Don Alfonso había levantado el cerco de Sevilla sin haber podido vengar la terrible muerte de su delegado, pero no había olvidado allí sus ansias de venganza. El que al-Muzaffar le ofreciera en bandeja el castillo de Rueda era una forma de resarcirse de la afrenta de Sevilla, y aunque al-Muzaffar no era un hombre de fiar, pues lo que pretendía era que don Alfonso lo ayudara a conseguir el trono de Zaragoza, el rey de Castilla aceptó las condiciones y se dirigió hacia Rueda.

El castillo de Rueda es una de las fortalezas más poderosas e inexpugnables del reino de Zaragoza. Está construida sobre unos relieves de yeso cortados a pico en el valle del río Jalón, a unas treinta millas de Zaragoza. Al-Muzaffar había prometido a don Alfonso que si acudía a Rueda le entregaría el castillo y los tesoros allí guardados.

El rey don Alfonso se dirigió hacia Rueda descendiendo por el valle del Ebro; pasó cerca de Tudela, donde nosotros seguíamos acantonados, y, tal como Rodrigo había acordado con al-Mutamin, el Campeador nada hizo para impedir su avance.

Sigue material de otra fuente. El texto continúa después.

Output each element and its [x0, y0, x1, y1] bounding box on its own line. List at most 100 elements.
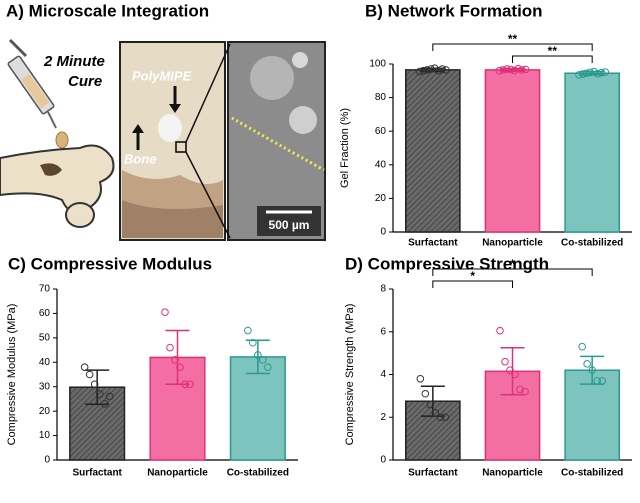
data-point [514, 64, 522, 73]
data-point [575, 71, 583, 79]
y-axis-label: Compressive Modulus (MPa) [6, 304, 18, 446]
data-point [95, 390, 104, 398]
data-point [496, 326, 504, 335]
y-tick-label: 60 [39, 308, 51, 319]
chart-title: C) Compressive Modulus [8, 254, 212, 273]
data-point [421, 389, 430, 398]
y-tick-label: 70 [39, 284, 51, 295]
data-point [598, 377, 606, 385]
polymipe-blob [158, 114, 182, 142]
bone-icon [0, 144, 115, 214]
data-point [90, 380, 99, 389]
bone-icon [65, 202, 95, 228]
bar [564, 72, 621, 233]
data-point [431, 409, 440, 417]
data-point [582, 69, 591, 78]
data-point [586, 68, 595, 77]
significance-bracket [432, 268, 593, 276]
data-point [521, 387, 529, 396]
y-tick-label: 30 [39, 381, 51, 392]
data-point [161, 308, 169, 317]
syringe-icon [7, 38, 69, 149]
chart-title: B) Network Formation [365, 1, 543, 20]
data-point [186, 380, 194, 389]
data-point [416, 374, 425, 383]
data-point [590, 67, 598, 76]
scale-bar-label: 500 µm [269, 218, 310, 232]
data-point [244, 326, 252, 335]
data-point [80, 363, 89, 371]
material-label: PolyMIPE [132, 68, 192, 83]
y-tick-label: 0 [380, 227, 386, 238]
y-tick-label: 60 [375, 126, 387, 137]
x-tick-label: Co-stabilized [561, 238, 623, 249]
y-tick-label: 50 [39, 332, 51, 343]
y-tick-label: 0 [380, 455, 386, 466]
data-point [518, 66, 526, 74]
x-tick-label: Co-stabilized [227, 468, 289, 479]
data-point [85, 370, 94, 379]
y-tick-label: 6 [380, 326, 386, 337]
x-tick-label: Surfactant [72, 468, 122, 479]
zoom-line [185, 151, 231, 239]
data-point [521, 65, 530, 74]
y-tick-label: 10 [39, 430, 51, 441]
data-point [426, 400, 435, 409]
data-point [264, 363, 272, 371]
y-axis-label: Gel Fraction (%) [339, 108, 351, 188]
y-tick-label: 40 [375, 159, 387, 170]
sem-pore [292, 52, 308, 68]
data-point [436, 413, 445, 422]
x-tick-label: Nanoparticle [147, 468, 208, 479]
data-point [506, 366, 514, 375]
x-tick-label: Co-stabilized [561, 468, 623, 479]
panel-title: A) Microscale Integration [6, 1, 209, 20]
data-point [105, 392, 114, 401]
y-tick-label: 2 [380, 412, 386, 423]
significance-label: * [510, 257, 515, 271]
data-point [430, 64, 439, 72]
x-tick-label: Nanoparticle [482, 468, 543, 479]
x-tick-label: Nanoparticle [482, 238, 543, 249]
data-point [171, 356, 179, 364]
data-point [510, 66, 519, 75]
data-point [249, 338, 257, 347]
zoom-box [175, 141, 187, 153]
data-point [578, 342, 586, 351]
data-point [597, 68, 606, 77]
x-tick-label: Surfactant [408, 238, 458, 249]
y-tick-label: 100 [369, 59, 386, 70]
data-point [423, 66, 432, 74]
sem-pore [289, 106, 317, 134]
data-point [166, 343, 174, 352]
significance-bracket [432, 280, 513, 288]
data-point [499, 66, 507, 74]
data-point [438, 65, 447, 73]
bar [484, 69, 541, 233]
data-point [583, 360, 591, 368]
chart-title: D) Compressive Strength [345, 254, 549, 273]
y-tick-label: 4 [380, 369, 386, 380]
data-point [601, 68, 610, 76]
zoom-line [185, 43, 231, 143]
data-point [506, 65, 515, 74]
y-tick-label: 80 [375, 92, 387, 103]
y-tick-label: 40 [39, 357, 51, 368]
data-point [511, 370, 519, 379]
significance-bracket [432, 43, 593, 51]
data-point [100, 400, 109, 408]
data-point [415, 67, 424, 76]
data-point [442, 66, 450, 74]
significance-label: ** [508, 32, 518, 46]
cure-label: Cure [68, 73, 102, 90]
y-tick-label: 20 [375, 193, 387, 204]
arrow [132, 124, 144, 133]
arrow [169, 104, 181, 113]
data-point [434, 66, 443, 75]
data-point [503, 65, 511, 73]
data-point [593, 377, 601, 385]
data-point [588, 366, 596, 375]
bone-label: Bone [124, 151, 157, 166]
panel-a: A) Microscale Integration 2 Minute Cure … [0, 1, 326, 241]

Lo acompañaban varios altos magnates del reino, entre ellos el poderoso e influyente conde Gonzalo Salvadórez y el infante Ramiro. Llegaron ante los muros de Rueda el día de la Epifanía de 1083. La fortaleza tenía sus puertas abiertas y desde las almenas varios soldados agitaban banderas y gallardetes en señal de amistad hacia los castellanos. Don Alfonso parecía confiado, pues él mismo encabezaba la comitiva, pero en el último momento decidió colocarse en la retaguardia y encomendó la cabeza de la marcha al conde Gonzalo Salvadórez. En fila de a dos, la columna castellana fue entrando en el patio de armas del castillo de Rueda. Gonzalo Salvadórez presagió algo extraño y miró hacía arriba; el paso por el que los habían invitado a entrar semejaba una verdadera ratonera: estrecho y rodeado por dos altos farallones de yeso, era el lugar propicio para una emboscada. El silencio que se hizo a continuación todavía aumentó las sospechas del conde, que cuando quiso dar la orden de retirarse vio cómo desde lo alto caían sobre la columna castellana enormes bloques de piedra en medio de una lluvia de flechas. Las puertas se cerraron a sus espaldas, dejando fuera a la mitad de los castellanos, que oían impotentes cómo dentro del castillo eran masacrados sus compañeros aplastados bajo el peso de las piedras que a centenares caían sobre ellos como un alud infernal. Allí murieron muchos grandes magnates de Castilla.

Los que habían quedado afuera, entre ellos el rey don Alfonso, gritaban llamando traidores y asesinos a los soldados apostados en lo alto de las murallas de Rueda, quienes, como respuesta, descargaron sobre ellos una lluvia de flechas y proyectiles de honda. Inermes ante las rocas y sin posibilidad de réplica, los castellanos no tuvieron otra opción que alejarse de allí, mascullando contra aquella traición y maldiciendo su falta de previsión y de cuidado.

En cuanto se enteró de lo que había pasado en Rueda, Rodrigo nos ordenó que nos pusiéramos en marcha al encuentro con don Alfonso. Cabalgamos hacia el sur atravesando páramos y vaguadas, y alcanzamos al rey de León y de Castilla asentado en lo alto de un cerro, unas cuantas millas al oeste de Rueda, en el pedregoso camino que atraviesa la sierra del Moncayo por su vertiente sur hacia las tierras altas de Soria.